凡叔望着龍小鳳,摸了一把汗,這孩子也太會說話了,這是罵人呢還是夸人呢,也虧得嶽先生這樣的面厚之人才能如此不動神色吧,如若換了自己,這張老臉便是沒有地方擱放了。
龍小鳳也不招呼凡叔,直接帶着嶽少安便朝着那院中行去,一邊走,一邊說道:“嶽先生,這裡便是我家了,你以前一定沒有想到吧,我家會住在這麼僻靜的地方。”說着,迎面走過一個人來,龍小鳳望着那人,笑着喊道:“林叔,你過來一下,我給你介紹一個人!”
“好啊!小姐今日怎麼如此開心,是什麼人來了啊?”林叔說着,面帶着笑容,行了過來,可是當他的目光移到嶽少安臉上事,兩人卻同時驚呼了起來。
林叔單手一指嶽少安道:“臭小子,原來是你?”
嶽少安也是吃驚的圓睜着雙目道:“夜壺兄?”原來,這林叔便是當日卓巖母親過世後,三人喝酒的那晚,提着夜壺追打他們的人。當真是不是冤家不聚頭,那曾想到會在這裡碰上。
林叔指着嶽少安道:“臭小子,你是什麼人?怎地還敢來這裡?”
嶽少安也毫不示弱道:“夜壺兄,先把你那抓完夜壺的髒手洗乾淨了再說,別用那手指指着我。”
“小子,你……”林叔怒目而視着嶽少安。
“我便怎地?”嶽少安也與他對視着。
“怎麼回事麼?”龍小鳳望着兩人,不明所以,忍不住攔住林叔問道。
“這小子前些日子在我們院外半夜吵的夫人不得安寧,我們出去攆他走之時,還險些和我們動起手來。”林叔盯着嶽少安道。

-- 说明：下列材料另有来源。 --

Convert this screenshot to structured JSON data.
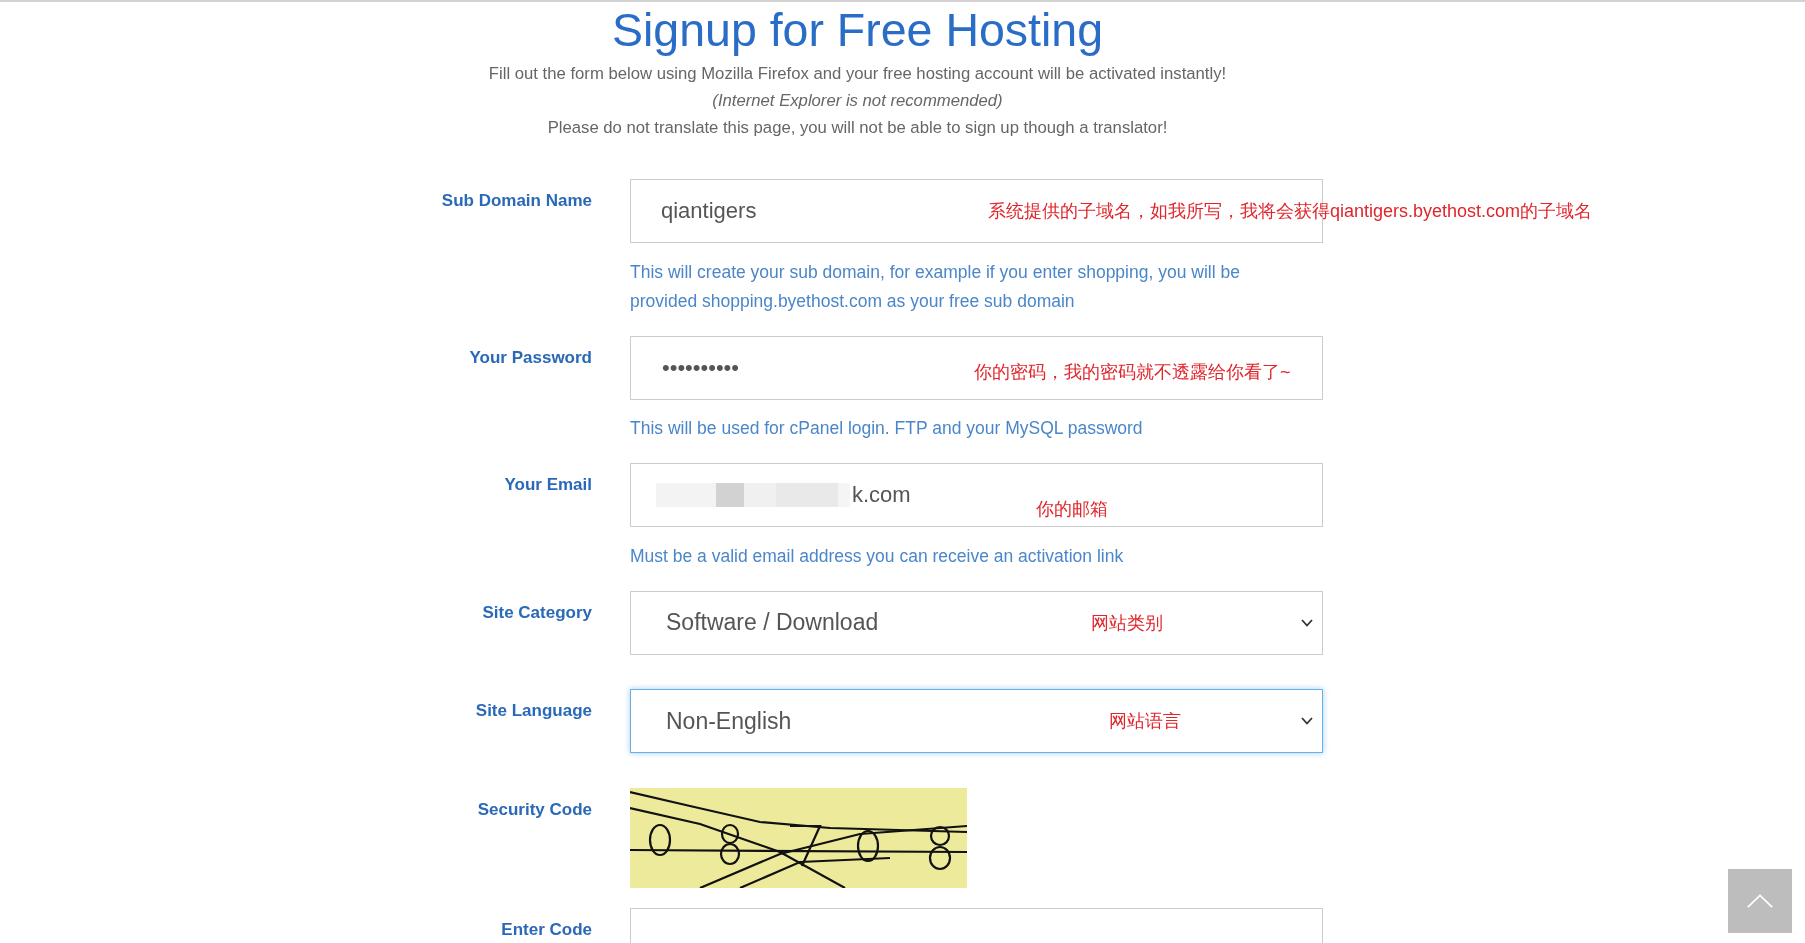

“是我便怎樣,對了,那日那個三八婆砸了我的學生,我還沒和你們清算這筆賬呢,讓她出來,我也好與她理論理論!”嶽少安氣呼呼的說着,忽然,腦中一閃,整個人愣住了,他叫龍小鳳小姐,叫那女人叫婦人,這麼說,龍小鳳的娘便是那三八婆?嶽少安猛然睜大了眼睛,我靠,這也太巧了吧?這個世界怎麼會如此的小?
正在嶽少安發愣之際,一聲冷哼將他驚醒了過來,只聽的一個女子聲音道:“哼——那日哪個小子是我砸的,你便怎樣?”
嶽少安順聲擡頭一望,眼前猛然一亮,都有些懷疑自己是不是看錯了,他揉了揉眼睛又一看,只見眼前的女子二十七八歲左右的模樣,一件淡色長裙裹體,裙襬極長,將腳面也遮擋了起來,身材前挺後凸,凹凸有致,一張臉柳眉翹鼻,嫩脣,那脣如剛剛出水的櫻桃,鮮紅欲滴,那眉如淡看風月的細葉,婉約照人,整個人彷如是畫中的女子一般好看,更難得的是她那雙眼睛,大大的眼睛上睫毛修長,眼神中似有一絲嫵媚,卻又深邃難測,讓人怎麼也看不透徹。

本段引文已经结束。